The top federal prosecutor for New Orleans has removed himself from the case of four conservative activists arrested last week while trying to capture hidden camera footage in a senator's office, the Department of Justice said Monday.
A Justice Department news release said Jim Letten, U.S. Attorney for the Eastern District of Louisiana, recused himself from the case a day after the Jan. 25 arrests in Democrat Sen. Mary Landrieu's office in New Orleans. Letten's top lieutenant, assistant U.S. Attorney Jan Mann, has taken over.
The news release didn't say why Letten removed himself, and his spokeswoman Anna Christman said she couldn't comment.
One of the suspects is the son of Letten's Shreveport-based counterpart.
Another man who was arrested, daredevil videographer James O'Keefe, has said the group wanted to investigate complaints that constituents calling Landrieu's office couldn't get through to criticize her support of a health care reform bill. Landrieu's office has said O'Keefe's explanation is feeble, and the case should be thoroughly investigated.
Authorities said O'Keefe used his cell phone to try to capture video of two other men who posed as telephone repairmen and asked to see the phones at Landrieu's office.
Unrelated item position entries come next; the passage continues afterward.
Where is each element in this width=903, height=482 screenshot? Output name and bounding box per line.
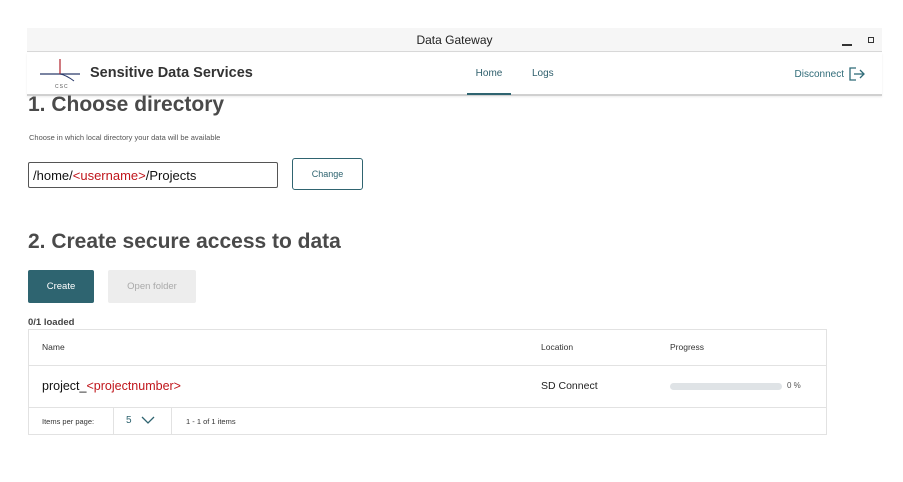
path-username-placeholder: <username>	[72, 168, 146, 183]
column-header-progress[interactable]: Progress	[670, 342, 704, 352]
items-per-page-label: Items per page:	[42, 417, 95, 426]
pagination-range: 1 - 1 of 1 items	[186, 417, 236, 426]
column-header-name[interactable]: Name	[42, 342, 65, 352]
chevron-down-icon[interactable]	[141, 415, 155, 425]
disconnect-label: Disconnect	[794, 68, 844, 80]
project-name-cell: project_<projectnumber>	[42, 379, 181, 393]
directory-path-input[interactable]: /home/<username>/Projects	[28, 162, 278, 188]
open-folder-button[interactable]: Open folder	[108, 270, 196, 303]
project-location-cell: SD Connect	[541, 380, 598, 392]
nav-logs[interactable]: Logs	[532, 68, 554, 79]
column-header-location[interactable]: Location	[541, 342, 573, 352]
table-row[interactable]: project_<projectnumber> SD Connect 0 %	[29, 366, 826, 408]
path-prefix: /home/	[33, 168, 73, 183]
table-pagination: Items per page: 5 1 - 1 of 1 items	[29, 408, 826, 435]
pagination-divider	[171, 408, 172, 435]
project-name-prefix: project_	[42, 379, 87, 393]
brand-title: Sensitive Data Services	[90, 65, 253, 81]
project-number-placeholder: <projectnumber>	[86, 379, 181, 393]
disconnect-button[interactable]: Disconnect	[795, 65, 866, 83]
progress-percent: 0 %	[787, 381, 801, 390]
create-button[interactable]: Create	[28, 270, 94, 303]
change-directory-button[interactable]: Change	[292, 158, 363, 190]
loaded-status: 0/1 loaded	[28, 317, 75, 328]
minimize-icon[interactable]	[842, 32, 852, 46]
projects-table: Name Location Progress project_<projectn…	[28, 329, 827, 435]
logout-icon	[849, 67, 865, 81]
title-bar: Data Gateway	[27, 28, 882, 52]
choose-directory-subtitle: Choose in which local directory your dat…	[29, 133, 221, 142]
maximize-icon[interactable]	[868, 37, 874, 43]
progress-bar	[670, 383, 782, 390]
pagination-divider	[113, 408, 114, 435]
path-suffix: /Projects	[145, 168, 197, 183]
window-title: Data Gateway	[416, 33, 493, 47]
page-size-select[interactable]: 5	[126, 415, 132, 426]
table-header: Name Location Progress	[29, 330, 826, 366]
logo-text: CSC	[55, 84, 69, 90]
nav-home[interactable]: Home	[467, 68, 511, 96]
app-header: CSC Sensitive Data Services Home Logs Di…	[27, 53, 882, 96]
nav-home-active-indicator	[467, 93, 511, 95]
choose-directory-heading: 1. Choose directory	[28, 93, 225, 116]
create-access-heading: 2. Create secure access to data	[28, 230, 341, 253]
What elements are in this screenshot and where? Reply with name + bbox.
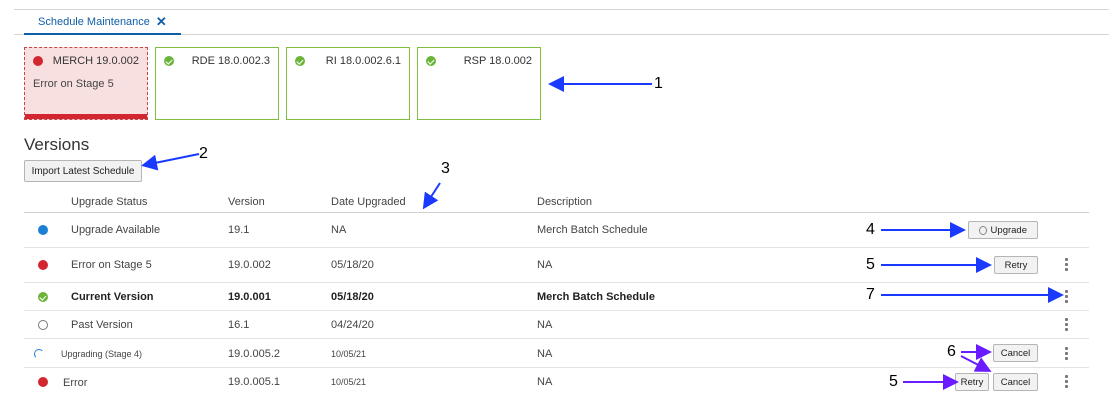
more-options-icon[interactable] [1065,318,1069,331]
more-options-icon[interactable] [1065,347,1069,360]
error-bar [25,114,147,119]
spinner-icon [34,349,44,359]
callout-number: 7 [866,286,875,303]
row-status: Error [63,377,88,389]
table-row: Upgrade Available 19.1 NA Merch Batch Sc… [24,213,1089,248]
cancel-button[interactable]: Cancel [993,373,1038,391]
row-description: NA [537,259,553,271]
check-icon [295,56,305,66]
row-status: Current Version [71,291,154,303]
row-date: 10/05/21 [331,377,367,387]
row-description: NA [537,348,553,360]
check-icon [164,56,174,66]
header-upgrade-status: Upgrade Status [71,196,148,208]
import-latest-schedule-button[interactable]: Import Latest Schedule [24,160,142,182]
check-icon [38,292,48,302]
card-title: RSP 18.0.002 [463,55,532,67]
arrow-2 [141,153,200,171]
header-description: Description [537,196,593,208]
app-card-ri[interactable]: RI 18.0.002.6.1 [286,47,410,120]
row-version: 16.1 [228,319,250,331]
callout-number: 2 [199,145,208,162]
retry-button[interactable]: Retry [955,373,989,391]
card-subtitle: Error on Stage 5 [33,78,114,90]
upgrade-button[interactable]: Upgrade [968,221,1038,239]
upgrade-icon [979,225,987,235]
row-status: Error on Stage 5 [71,259,152,271]
header-version: Version [228,196,265,208]
row-version: 19.0.001 [228,291,271,303]
retry-button[interactable]: Retry [994,256,1038,274]
row-status: Upgrading (Stage 4) [61,349,143,359]
callout-number: 4 [866,221,875,238]
header-date-upgraded: Date Upgraded [331,196,406,208]
row-status: Past Version [71,319,133,331]
table-row: Current Version 19.0.001 05/18/20 Merch … [24,283,1089,311]
callout-number: 3 [441,160,450,177]
error-status-icon [33,56,43,66]
row-date: 05/18/20 [331,291,374,303]
row-version: 19.0.005.2 [228,348,280,360]
tab-label: Schedule Maintenance [38,15,150,28]
table-row: Error on Stage 5 19.0.002 05/18/20 NA Re… [24,248,1089,283]
more-options-icon[interactable] [1065,290,1069,303]
arrow-3 [422,182,441,210]
more-options-icon[interactable] [1065,375,1069,388]
tab-bar: Schedule Maintenance ✕ [14,10,1109,35]
card-title: RI 18.0.002.6.1 [325,55,401,67]
callout-number: 5 [889,373,898,390]
row-date: NA [331,224,347,236]
error-status-icon [38,260,48,270]
row-description: NA [537,376,553,388]
info-status-icon [38,225,48,235]
row-description: Merch Batch Schedule [537,224,648,236]
row-date: 04/24/20 [331,319,374,331]
row-status: Upgrade Available [71,224,161,236]
check-icon [426,56,436,66]
versions-heading: Versions [24,135,90,154]
app-card-merch[interactable]: MERCH 19.0.002 Error on Stage 5 [24,47,148,120]
row-version: 19.0.005.1 [228,376,280,388]
table-row: Error 19.0.005.1 10/05/21 NA Retry Cance… [24,368,1089,394]
card-title: MERCH 19.0.002 [52,55,139,67]
app-card-rsp[interactable]: RSP 18.0.002 [417,47,541,120]
row-date: 10/05/21 [331,349,367,359]
tab-schedule-maintenance[interactable]: Schedule Maintenance ✕ [24,10,181,35]
past-status-icon [38,320,48,330]
row-date: 05/18/20 [331,259,374,271]
card-title: RDE 18.0.002.3 [191,55,270,67]
more-options-icon[interactable] [1065,258,1069,271]
callout-number: 1 [654,75,663,92]
callout-number: 6 [947,343,956,360]
row-version: 19.1 [228,224,250,236]
row-version: 19.0.002 [228,259,271,271]
close-icon[interactable]: ✕ [156,14,167,30]
row-description: NA [537,319,553,331]
error-status-icon [38,377,48,387]
upgrade-label: Upgrade [990,224,1027,236]
app-card-rde[interactable]: RDE 18.0.002.3 [155,47,279,120]
table-row: Past Version 16.1 04/24/20 NA [24,311,1089,339]
callout-number: 5 [866,256,875,273]
table-row: Upgrading (Stage 4) 19.0.005.2 10/05/21 … [24,339,1089,368]
cancel-button[interactable]: Cancel [993,344,1038,362]
row-description: Merch Batch Schedule [537,291,655,303]
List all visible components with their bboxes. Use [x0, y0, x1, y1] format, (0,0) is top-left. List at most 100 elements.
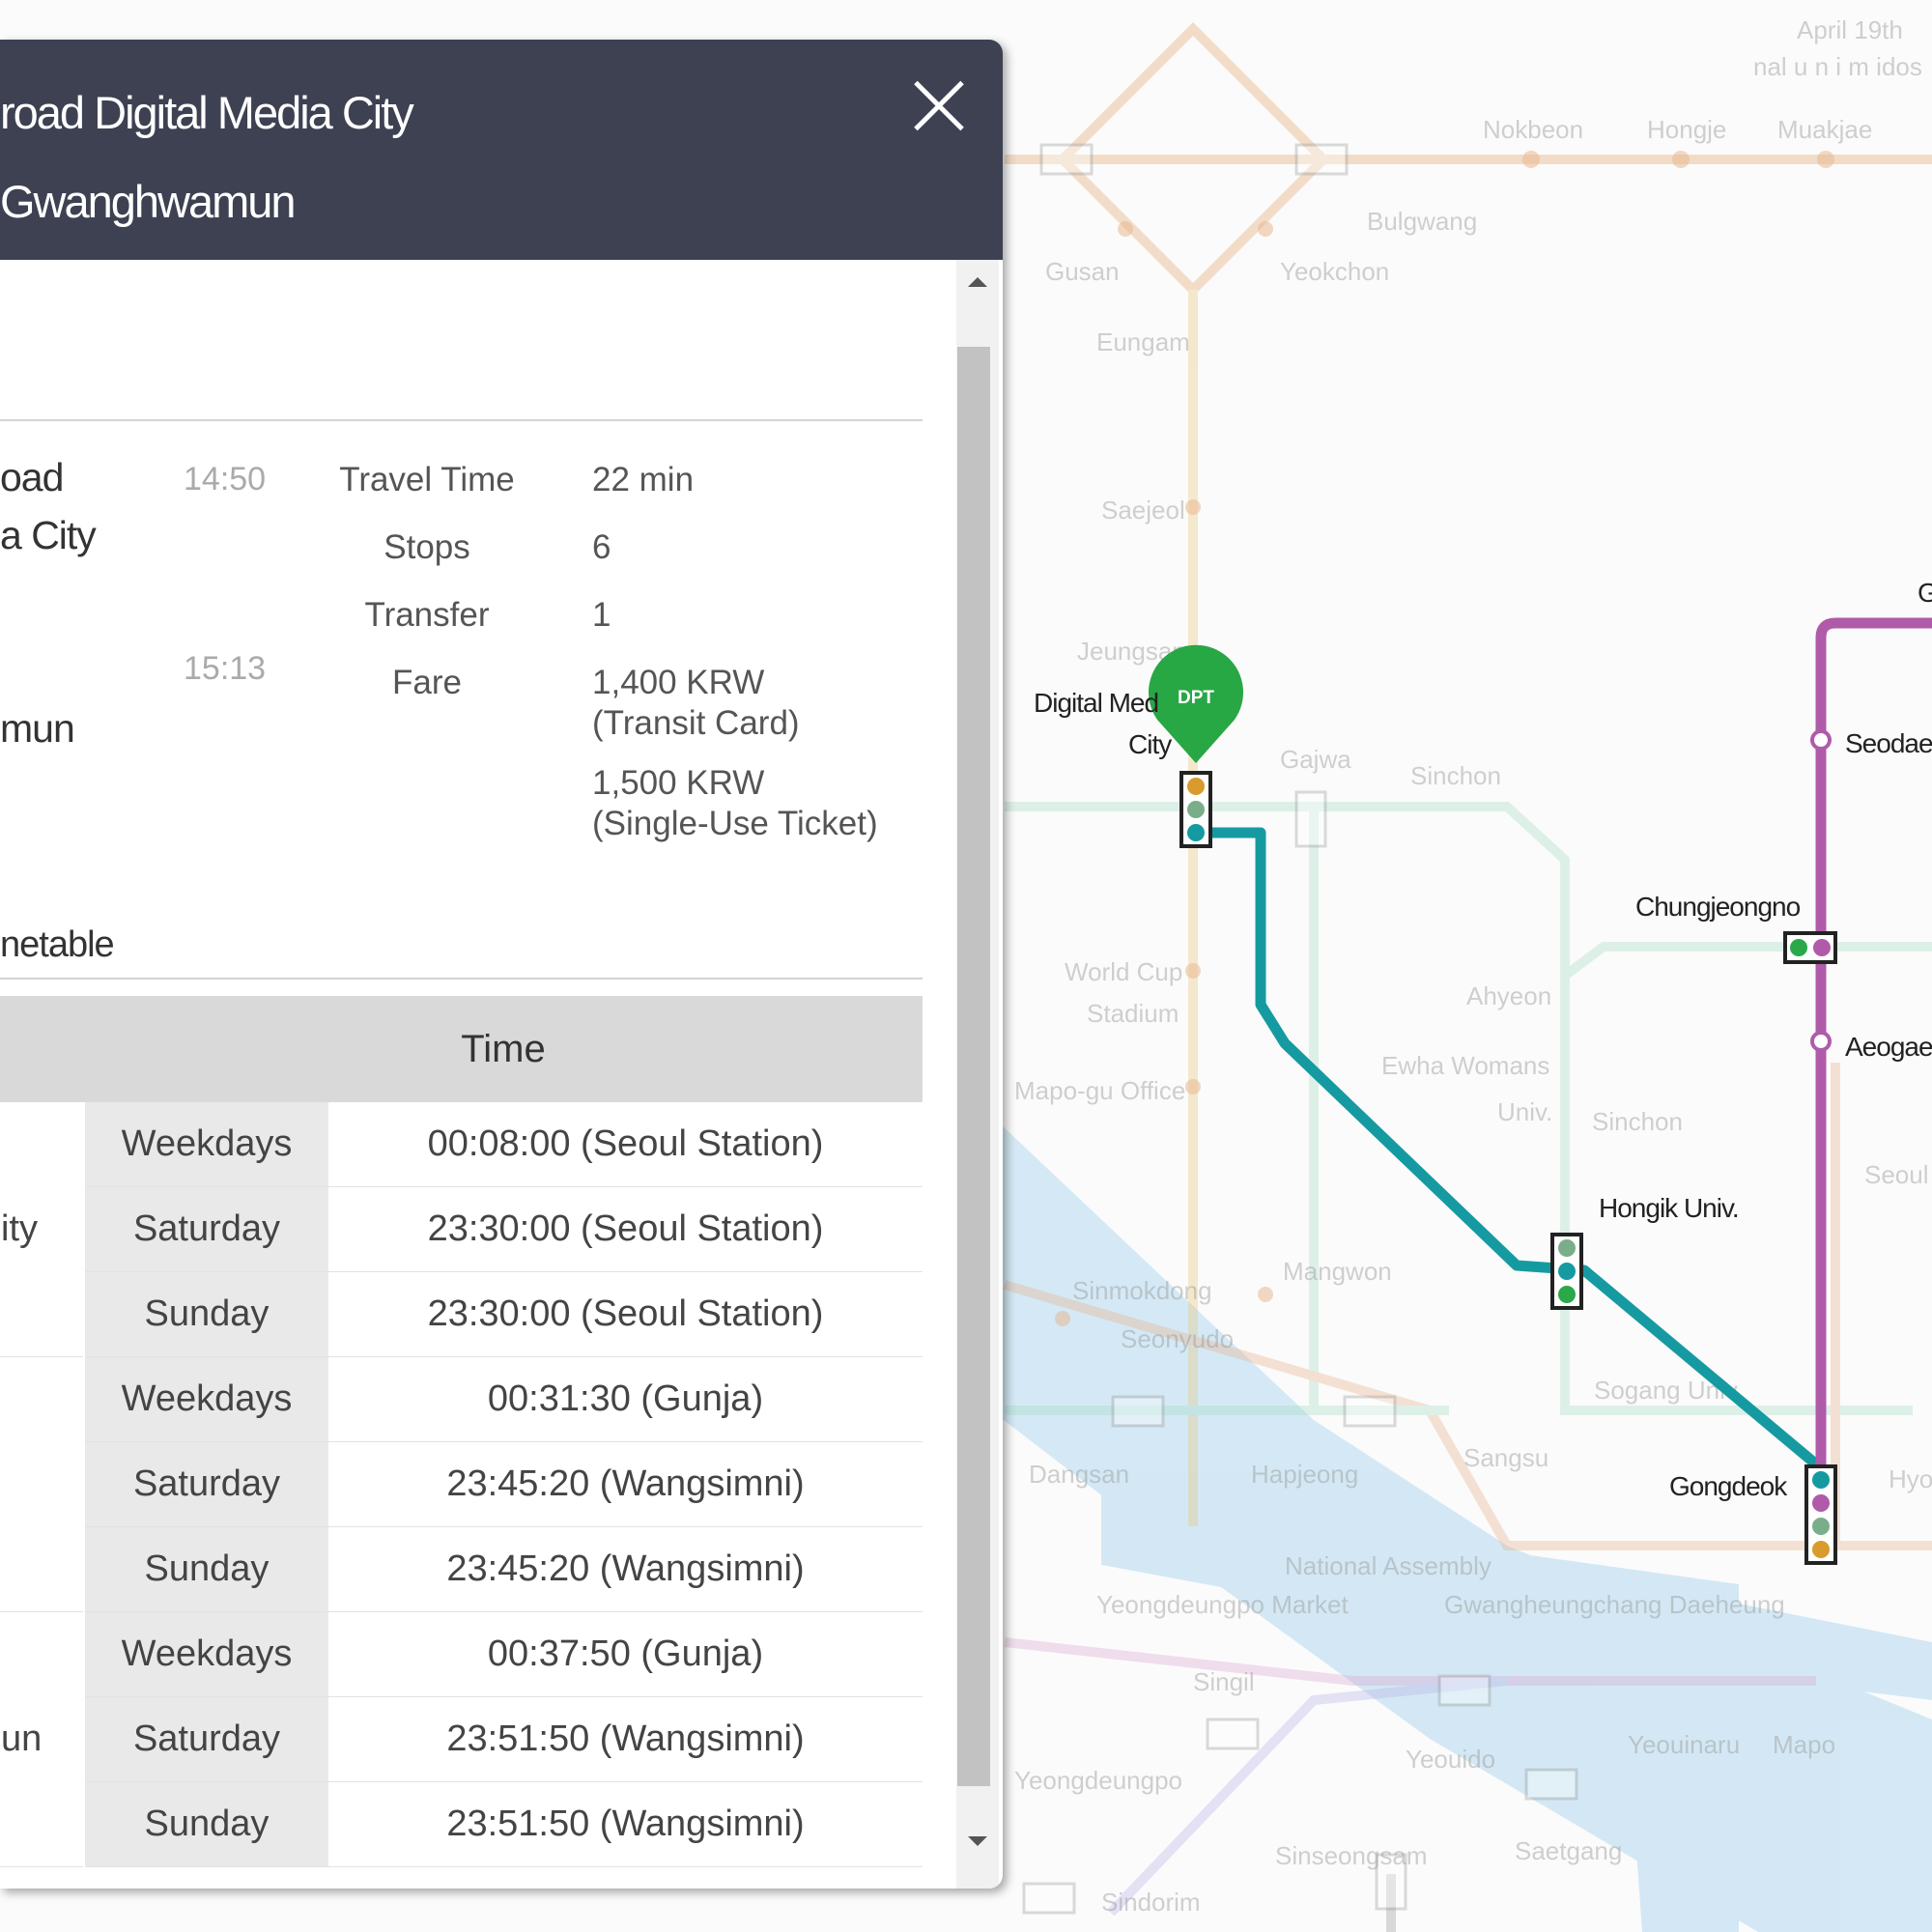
label-yeongdeungpo: Yeongdeungpo: [1014, 1766, 1182, 1795]
row-time: 23:51:50 (Wangsimni): [328, 1696, 923, 1782]
label-univ: Univ.: [1497, 1097, 1552, 1126]
transfer-box-hongik[interactable]: [1550, 1233, 1583, 1310]
label-sinseongsam: Sinseongsam: [1275, 1841, 1428, 1870]
label-ahyeon: Ahyeon: [1466, 981, 1551, 1010]
transfer-box-gongdeok[interactable]: [1804, 1464, 1837, 1565]
row-day: Sunday: [83, 1781, 328, 1867]
label-dangsan: Dangsan: [1029, 1460, 1129, 1489]
fare-transit-note: (Transit Card): [592, 704, 800, 742]
row-day: Weekdays: [83, 1102, 328, 1187]
station-seodaemun: Seodaem: [1845, 728, 1932, 758]
row-time: 23:45:20 (Wangsimni): [328, 1526, 923, 1612]
timetable: Time ity Weekdays 00:08:00 (Seoul Statio…: [0, 996, 923, 1867]
departure-time: 14:50: [184, 461, 267, 497]
row-time: 23:30:00 (Seoul Station): [328, 1186, 923, 1272]
scroll-up-icon[interactable]: [968, 277, 987, 287]
row-day: Weekdays: [83, 1356, 328, 1442]
route-detail-panel: road Digital Media City Gwanghwamun oad …: [0, 40, 1003, 1889]
row-station: ity: [0, 1102, 84, 1357]
stops-label: Stops: [384, 528, 470, 566]
label-sinmokdong: Sinmokdong: [1072, 1276, 1212, 1305]
label-mapo-office: Mapo-gu Office: [1014, 1076, 1185, 1105]
transfer-box-dmc[interactable]: [1179, 771, 1212, 848]
table-row: Sunday 23:30:00 (Seoul Station): [0, 1271, 923, 1357]
table-row: Sunday 23:51:50 (Wangsimni): [0, 1781, 923, 1867]
label-saetgang: Saetgang: [1515, 1836, 1622, 1865]
table-row: un Weekdays 00:37:50 (Gunja): [0, 1611, 923, 1867]
timetable-title: netable: [0, 924, 115, 965]
fare-single-note: (Single-Use Ticket): [592, 805, 878, 842]
header-from-station: road Digital Media City: [0, 87, 414, 138]
label-gajwa: Gajwa: [1280, 745, 1351, 774]
label-april: April 19th: [1797, 15, 1903, 44]
arrival-station: mun: [0, 706, 75, 751]
row-day: Sunday: [83, 1526, 328, 1612]
label-sinchon-a: Sinchon: [1410, 761, 1501, 790]
row-time: 23:51:50 (Wangsimni): [328, 1781, 923, 1867]
label-yeouinaru: Yeouinaru: [1628, 1730, 1740, 1759]
row-time: 00:08:00 (Seoul Station): [328, 1102, 923, 1187]
label-seoul-st: Seoul Sta: [1864, 1160, 1932, 1189]
station-aeogae: Aeogae: [1845, 1032, 1932, 1062]
transfer-box-chungjeongno[interactable]: [1783, 931, 1837, 964]
row-day: Saturday: [83, 1186, 328, 1272]
fare-label: Fare: [392, 664, 462, 701]
row-day: Saturday: [83, 1441, 328, 1527]
label-muakjae: Muakjae: [1777, 115, 1872, 144]
label-hapjeong: Hapjeong: [1251, 1460, 1358, 1489]
label-hyo: Hyo: [1889, 1464, 1932, 1493]
han-river: [966, 1092, 1932, 1932]
row-time: 23:45:20 (Wangsimni): [328, 1441, 923, 1527]
label-yeokchon: Yeokchon: [1280, 257, 1389, 286]
label-mapo: Mapo: [1773, 1730, 1835, 1759]
station-chungjeongno: Chungjeongno: [1635, 892, 1801, 922]
label-sinchon-b: Sinchon: [1592, 1107, 1683, 1136]
station-cut-g: G: [1918, 578, 1932, 608]
fare-transit-value: 1,400 KRW: [592, 664, 765, 701]
label-namsan: nal u n i m idos: [1753, 52, 1922, 81]
table-row: Sunday 23:45:20 (Wangsimni): [0, 1526, 923, 1612]
arrival-time: 15:13: [184, 650, 267, 687]
stops-value: 6: [592, 528, 611, 566]
label-gusan: Gusan: [1045, 257, 1120, 286]
label-worldcup-1: World Cup: [1065, 957, 1182, 986]
divider: [0, 978, 923, 980]
table-row: Weekdays 00:31:30 (Gunja): [0, 1356, 923, 1612]
label-bulgwang: Bulgwang: [1367, 207, 1477, 236]
fare-single-value: 1,500 KRW: [592, 764, 765, 802]
departure-station-line1: oad: [0, 455, 64, 499]
travel-time-label: Travel Time: [339, 461, 515, 498]
table-row: ity Weekdays 00:08:00 (Seoul Station): [0, 1102, 923, 1357]
scrollbar-thumb[interactable]: [957, 347, 990, 1786]
panel-content[interactable]: oad a City 14:50 mun 15:13 Travel Time 2…: [0, 260, 956, 1889]
row-time: 23:30:00 (Seoul Station): [328, 1271, 923, 1357]
label-gwangheung: Gwangheungchang Daeheung: [1444, 1590, 1785, 1619]
label-seonyudo: Seonyudo: [1121, 1324, 1234, 1353]
close-icon[interactable]: [910, 76, 968, 134]
station-dmc-line1: Digital Med: [1034, 688, 1158, 718]
label-saejeol: Saejeol: [1101, 496, 1185, 525]
departure-station-line2: a City: [0, 513, 97, 557]
label-nokbeon: Nokbeon: [1483, 115, 1583, 144]
label-sindorim: Sindorim: [1101, 1888, 1201, 1917]
station-gongdeok: Gongdeok: [1669, 1471, 1788, 1501]
label-worldcup-2: Stadium: [1087, 999, 1179, 1028]
row-day: Saturday: [83, 1696, 328, 1782]
station-hongik: Hongik Univ.: [1599, 1193, 1739, 1223]
row-time: 00:31:30 (Gunja): [328, 1356, 923, 1442]
divider: [0, 419, 923, 421]
scrollbar[interactable]: [956, 260, 999, 1889]
label-mangwon: Mangwon: [1283, 1257, 1392, 1286]
header-to-station: Gwanghwamun: [0, 176, 297, 227]
label-yeongdeungpo-market: Yeongdeungpo Market: [1096, 1590, 1349, 1619]
table-row: Saturday 23:51:50 (Wangsimni): [0, 1696, 923, 1782]
row-station: un: [0, 1611, 84, 1867]
station-dmc-line2: City: [1128, 729, 1172, 759]
row-time: 00:37:50 (Gunja): [328, 1611, 923, 1697]
scroll-down-icon[interactable]: [968, 1836, 987, 1846]
transfer-value: 1: [592, 596, 611, 634]
table-row: Saturday 23:30:00 (Seoul Station): [0, 1186, 923, 1272]
label-sangsu: Sangsu: [1463, 1443, 1548, 1472]
row-station: [0, 1356, 84, 1612]
panel-header: road Digital Media City Gwanghwamun: [0, 40, 1003, 260]
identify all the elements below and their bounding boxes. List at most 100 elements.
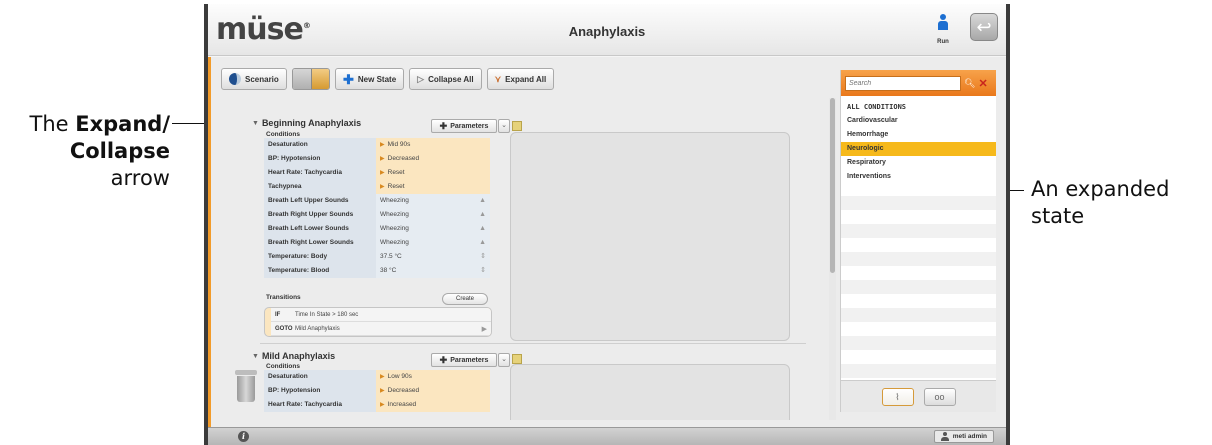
condition-value[interactable]: ▶ Low 90s [376,369,490,384]
play-arrow-icon: ▶ [380,373,385,380]
state-detail-panel [510,364,790,420]
condition-value-text: Wheezing [380,210,409,218]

The fourth is accused of waiting outside in a car with a listening device that could pick up transmissions.
O'Keefe is known nationally for hidden-camera videos targeting the community-organizing group ACORN.
In an interview Monday on Sean Hannity's talk show on Fox News, O'Keefe likened the group's actions to techniques investigative journalists use.
"I really did not think we broke any laws," he said. "I think this is sort of a misunderstanding."
O'Keefe wouldn't explain in detail what the four were doing in the office, but he acknowledged using a hidden camera and a cell phone to record video of their interactions with Landrieu's staff. He said he wants the recordings to be released.
Also arrested were Robert Flanagan of New Orleans, Joseph Basel of Minnesota and Stan Dai of the Washington, D.C., area, all 24. All four face a charge of entering federal property under false pretenses for the purpose of committing a felony, which carries up to 10 years in prison. They are free on $10,000 bail and are due back in court Feb. 12.
Flanagan is the son of the Shreveport-based acting U.S. attorney for Louisiana's Western District, William Flanagan.
Robert Flanagan's lawyer, J. Garrison Jordan, said he doesn't know why Letten left the case.
"I have no idea," he said. "It would just be speculation on my part."